Miroir, miroir, qu’en penses-tu ? Le miroir sembla lui parler, et elle eut l’impression que la vilaine reine lui répondait. Pas mal, mais pas génial non plus. Toutefois, si l’on prenait les choses du bon côté, elle se demandait de quoi certains de ses vêtements auraient l’air si sa démarche déhanchée n’existait pas. Elle savait déjà que Mac l’appréciait. Il devait aimer les femmes légèrement enveloppées. Dieu soit loué ! D’ailleurs, la manière dont il l’avait retenue signifiait qu’il n’était pas indifférent à ses rondeurs. Il ne ressemblait pas à certains hommes du genre de ce richard sophistiqué qu’elle devait rencontrer demain, des personnages sur lesquels on ne pouvait se renseigner sur Internet sans les voir en photo accompagnés de top-modèles, des nababs aux cheveux gominés rabattus en arrière, aux énormes lunettes griffées par quelque designer à la mode, aux costumes sombres ; des types mielleux et irritables. Beurk !

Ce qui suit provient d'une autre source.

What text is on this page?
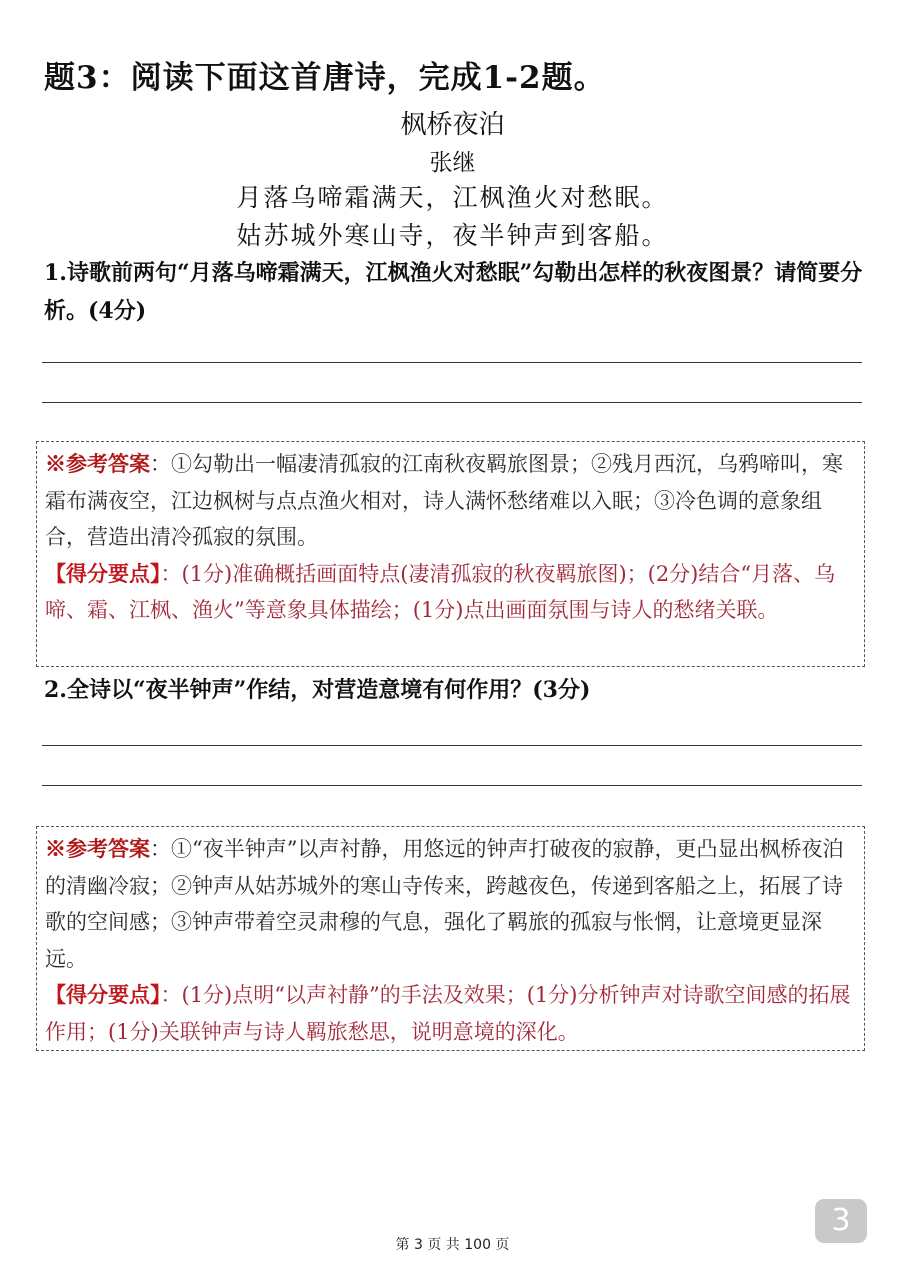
题3：阅读下面这首唐诗，完成1-2题。
枫桥夜泊
张继
月落乌啼霜满天，江枫渔火对愁眠。
姑苏城外寒山寺，夜半钟声到客船。
1.诗歌前两句“月落乌啼霜满天，江枫渔火对愁眠”勾勒出怎样的秋夜图景？请简要分析。(4分)
※参考答案：①勾勒出一幅凄清孤寂的江南秋夜羁旅图景；②残月西沉，乌鸦啼叫，寒霜布满夜空，江边枫树与点点渔火相对，诗人满怀愁绪难以入眠；③冷色调的意象组合，营造出清冷孤寂的氛围。
【得分要点】：(1分)准确概括画面特点(凄清孤寂的秋夜羁旅图)；(2分)结合“月落、乌啼、霜、江枫、渔火”等意象具体描绘；(1分)点出画面氛围与诗人的愁绪关联。
2.全诗以“夜半钟声”作结，对营造意境有何作用？(3分)
※参考答案：①“夜半钟声”以声衬静，用悠远的钟声打破夜的寂静，更凸显出枫桥夜泊的清幽冷寂；②钟声从姑苏城外的寒山寺传来，跨越夜色，传递到客船之上，拓展了诗歌的空间感；③钟声带着空灵肃穆的气息，强化了羁旅的孤寂与怅惘，让意境更显深远。
【得分要点】：(1分)点明“以声衬静”的手法及效果；(1分)分析钟声对诗歌空间感的拓展作用；(1分)关联钟声与诗人羁旅愁思，说明意境的深化。
第 3 页 共 100 页
3
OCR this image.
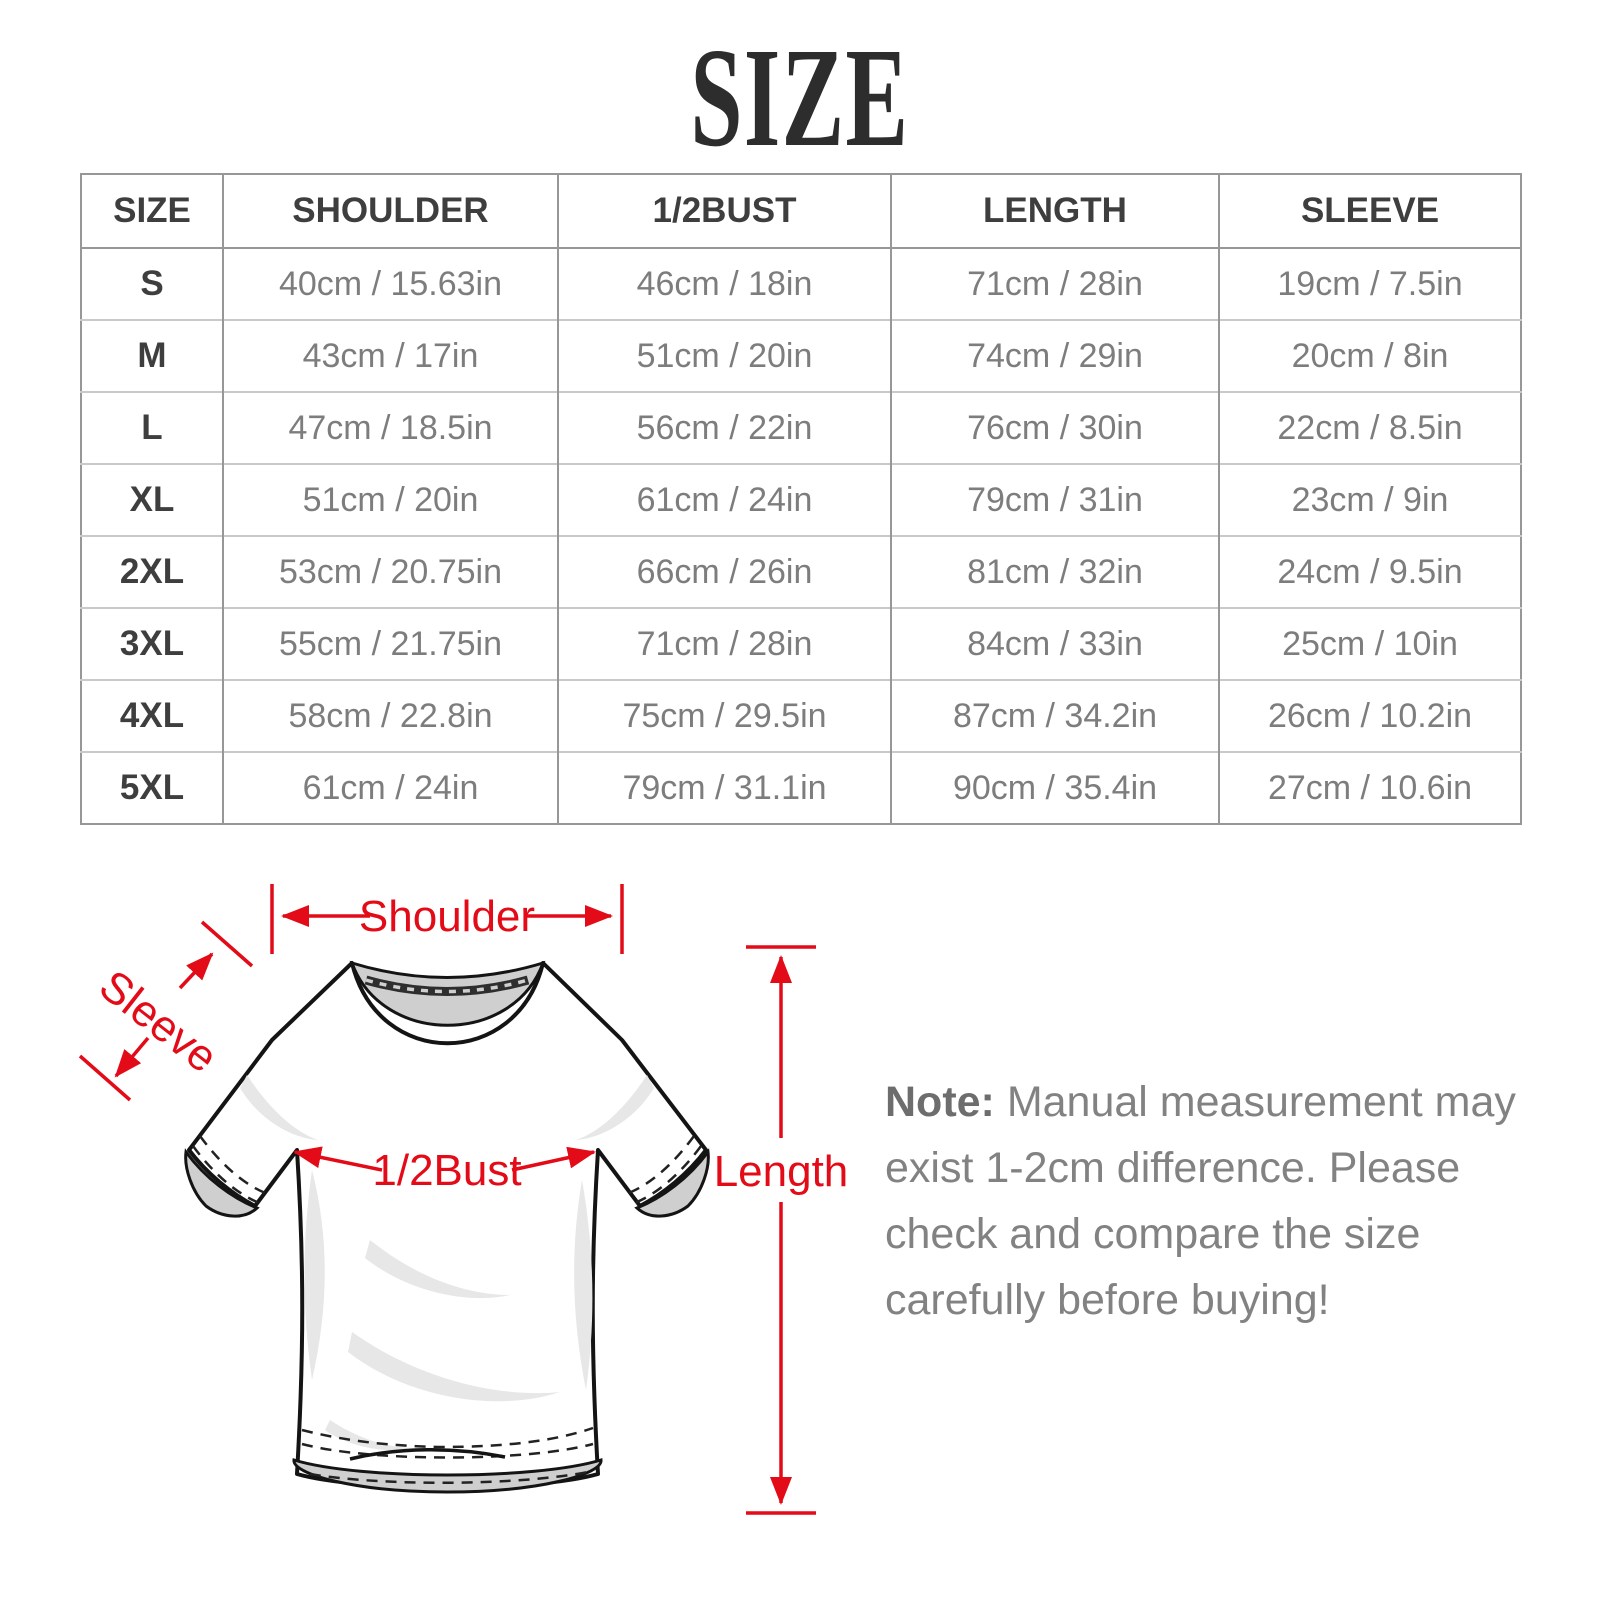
SIZE
SIZE	SHOULDER	1/2BUST	LENGTH	SLEEVE
S	40cm / 15.63in	46cm / 18in	71cm / 28in	19cm / 7.5in
M	43cm / 17in	51cm / 20in	74cm / 29in	20cm / 8in
L	47cm / 18.5in	56cm / 22in	76cm / 30in	22cm / 8.5in
XL	51cm / 20in	61cm / 24in	79cm / 31in	23cm / 9in
2XL	53cm / 20.75in	66cm / 26in	81cm / 32in	24cm / 9.5in
3XL	55cm / 21.75in	71cm / 28in	84cm / 33in	25cm / 10in
4XL	58cm / 22.8in	75cm / 29.5in	87cm / 34.2in	26cm / 10.2in
5XL	61cm / 24in	79cm / 31.1in	90cm / 35.4in	27cm / 10.6in
Shoulder
Sleeve
1/2Bust	Length
Note: Manual measurement may
exist 1-2cm difference. Please
check and compare the size
carefully before buying!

Une seule nuit… Elle avait été claire. C’était son choix. Alors au diable les réserves ! Demain, de toute façon, il prendrait le large, comme d’habitude. En revanche, cette Sam semblait être une personne entreprenante, autonome et aimant s’amuser. Elle semblait loin d’avoir le profil d’une de ces femmes émotionnellement instables, collantes et dangereuses comme l’héroïne de Liaison fatale. Elle était charmante, mais aussi maladroite que celles qu’il avait connues. Il ne s’agissait dans le fond que d’un rendez-vous. Pourquoi ressentait-il une telle agitation dans tout son être ?
Elle détestait mentir, car l’une de ses qualités primordiales était l’honnêteté, ce qui n’avait pas été le cas au cours de ce voyage, semblait-il. Il ne s’agissait pas vraiment d’un mensonge. Les enjeux étaient sur la table, l’investisseur milliardaire devait la rencontrer le lendemain et l’affaire pouvait théoriquement être conclue dans une trentaine de jours.
En tous les cas, avec toutes les tensions et les mésaventures qu’il avait subies dernièrement, il avait besoin de se perdre dans une femme et de s’y anéantir. Si cet après-midi pouvait lui fournir certaines indications, disons qu’avec cette dame, il filait droit vers une forêt insondable, mais exempte de petits cailloux blancs pour retrouver son chemin.
Il détestait mentir dans les meilleurs moments de son existence, bien qu’il ait souvent raconté des histoires dans les pires, à une époque où le mensonge faisait partie du jeu, tout spécialement dans sa jeunesse, lorsque des femmes étaient en cause. Mais tout le monde peut changer, n’est-ce pas ?
La tentation d’embrasser ces lèvres une fois de plus était irrésistible chez Sadie, mais elle n’était pas femme à se lancer dans une aventure qu’elle savait ne pas être en mesure de conduire à terme. Aussi recula-t-elle en poussant un soupir.